Can the Ica Stones be Independently Authenticated? | Genesis Park





Randolph C said:


> The head is generally much bigger than in known stegosaurs. Had this guy grown a bigger brain over time as well? May also explain why it lasted so long. I can not come up with any other explanation. Either this thing is some "mythological creature" (whatever these may in truth be), or it is a dinosaur. And as you correctly pointed out, Cambodia is one of the places where no dinosaur fossils have ever been found, and it is unlikely that this will change much in the future, so they can hardly have dug up a skeleton and used it as an inspiration. So if it is a dinosaur the builders of Angkor Vat must have seen just such an unlikely creature as a living animal.


Having actually seen that carving, i know how small it is, it's very difficult IMO to get the whole thing in the allocated space, and therefore they have perhaps shortened the neck.

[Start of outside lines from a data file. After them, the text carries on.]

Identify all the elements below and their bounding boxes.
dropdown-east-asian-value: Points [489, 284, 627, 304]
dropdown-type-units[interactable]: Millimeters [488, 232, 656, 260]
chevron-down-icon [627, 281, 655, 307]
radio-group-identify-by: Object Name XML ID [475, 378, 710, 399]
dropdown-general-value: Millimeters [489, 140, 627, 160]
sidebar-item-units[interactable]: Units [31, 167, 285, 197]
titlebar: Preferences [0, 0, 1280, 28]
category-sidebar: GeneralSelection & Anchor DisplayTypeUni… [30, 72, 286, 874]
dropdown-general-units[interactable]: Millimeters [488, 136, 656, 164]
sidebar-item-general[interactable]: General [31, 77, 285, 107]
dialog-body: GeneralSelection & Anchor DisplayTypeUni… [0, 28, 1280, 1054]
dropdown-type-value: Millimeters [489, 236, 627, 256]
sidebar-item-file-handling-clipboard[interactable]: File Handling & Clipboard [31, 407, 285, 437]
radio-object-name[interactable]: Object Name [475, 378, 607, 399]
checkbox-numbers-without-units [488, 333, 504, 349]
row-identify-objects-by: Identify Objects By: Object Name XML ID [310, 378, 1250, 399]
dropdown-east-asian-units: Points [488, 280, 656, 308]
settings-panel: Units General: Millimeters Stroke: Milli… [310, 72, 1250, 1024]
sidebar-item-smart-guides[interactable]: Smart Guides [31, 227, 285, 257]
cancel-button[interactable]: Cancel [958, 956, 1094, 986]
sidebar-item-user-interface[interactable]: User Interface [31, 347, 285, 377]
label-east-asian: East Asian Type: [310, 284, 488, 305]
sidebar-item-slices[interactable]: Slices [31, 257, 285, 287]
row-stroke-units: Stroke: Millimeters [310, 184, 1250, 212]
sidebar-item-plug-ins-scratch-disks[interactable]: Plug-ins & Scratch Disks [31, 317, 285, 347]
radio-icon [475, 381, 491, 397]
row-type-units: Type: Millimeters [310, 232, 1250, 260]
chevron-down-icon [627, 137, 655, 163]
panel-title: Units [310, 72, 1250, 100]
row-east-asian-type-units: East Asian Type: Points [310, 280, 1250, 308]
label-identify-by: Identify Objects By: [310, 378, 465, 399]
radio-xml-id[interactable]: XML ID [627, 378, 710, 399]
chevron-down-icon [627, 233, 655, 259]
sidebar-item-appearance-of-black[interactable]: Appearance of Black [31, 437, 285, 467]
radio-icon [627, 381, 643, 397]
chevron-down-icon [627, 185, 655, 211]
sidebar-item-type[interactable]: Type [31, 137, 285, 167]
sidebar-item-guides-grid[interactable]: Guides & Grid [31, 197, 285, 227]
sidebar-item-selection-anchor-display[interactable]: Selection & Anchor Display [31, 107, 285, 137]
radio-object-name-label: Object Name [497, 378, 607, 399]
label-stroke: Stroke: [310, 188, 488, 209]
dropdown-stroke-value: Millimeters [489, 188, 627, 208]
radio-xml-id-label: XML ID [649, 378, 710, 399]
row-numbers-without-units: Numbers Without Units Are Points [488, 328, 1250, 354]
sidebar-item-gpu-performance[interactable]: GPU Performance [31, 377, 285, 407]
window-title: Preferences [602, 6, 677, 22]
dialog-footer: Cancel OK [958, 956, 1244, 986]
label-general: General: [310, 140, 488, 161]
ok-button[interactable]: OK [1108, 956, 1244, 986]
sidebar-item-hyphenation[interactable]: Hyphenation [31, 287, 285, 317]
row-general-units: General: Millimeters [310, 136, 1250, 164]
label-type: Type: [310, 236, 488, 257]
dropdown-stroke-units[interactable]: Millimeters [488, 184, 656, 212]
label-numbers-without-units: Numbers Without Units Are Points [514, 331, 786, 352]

I notice that the front 2 plates are pointed, then 2 nearer the back are flatter, and the one at the back is also more pointed.  Who knows, maybe it is meant to be a composite of two separate dinosaurs.  It could of course be a totally different species of dino.




whitewave said:


> If Cambodians had seen this creature, it surely would call into question the 65 million year old time line in which dinosaurs supposedly died out.


This one is a real issue for the 65 mill years, as the T Rex they found fairly recently has got blood cells and soft tissue.  I believe some scientists have already come up with a clever response to this sticky issue.
Scientists Discover T. Rex Soft Tissue - CSI


----------



## Archive (Apr 26, 2021)

> Note: This post was recovered from the Sh.org archive.Username: Randolph CDate: 2020-07-13 11:22:08Reaction Score: 1


I guess we should concentrate any more discussions on dinosaurs possibly in this thread _Ask Pro | - All you ever wanted to know about dinosaurs but never dared to ask_ because the topic here should be the Khmer empire.


----------



## 13thMonkey (Apr 28, 2021)

These are some of the square cities and temples tied the the Khmer i,ve got marked down. (stars indicate star forts)


----------



## Citezenship (Apr 28, 2021)

13thMonkey said:


> View attachment 8543
> 
> These are some of the square cities and temples tied the the Khmer i,ve got marked down. (stars indicate star forts)


NIce, any chance you have a .KMZ for these pins, they would be a great addition to my maps.



​Here are a load of squares i found in China.

https://stolenhistory.net/threads/forts-of-the-east-citadels-and-pyramids.4074/


----------



## 13thMonkey (Apr 28, 2021)

i'll cook something up tonight


----------



## Citezenship (Apr 28, 2021)

13thMonkey said:


> i'll cook something up tonight


Many thanks, i will zip up a new copy of mine also!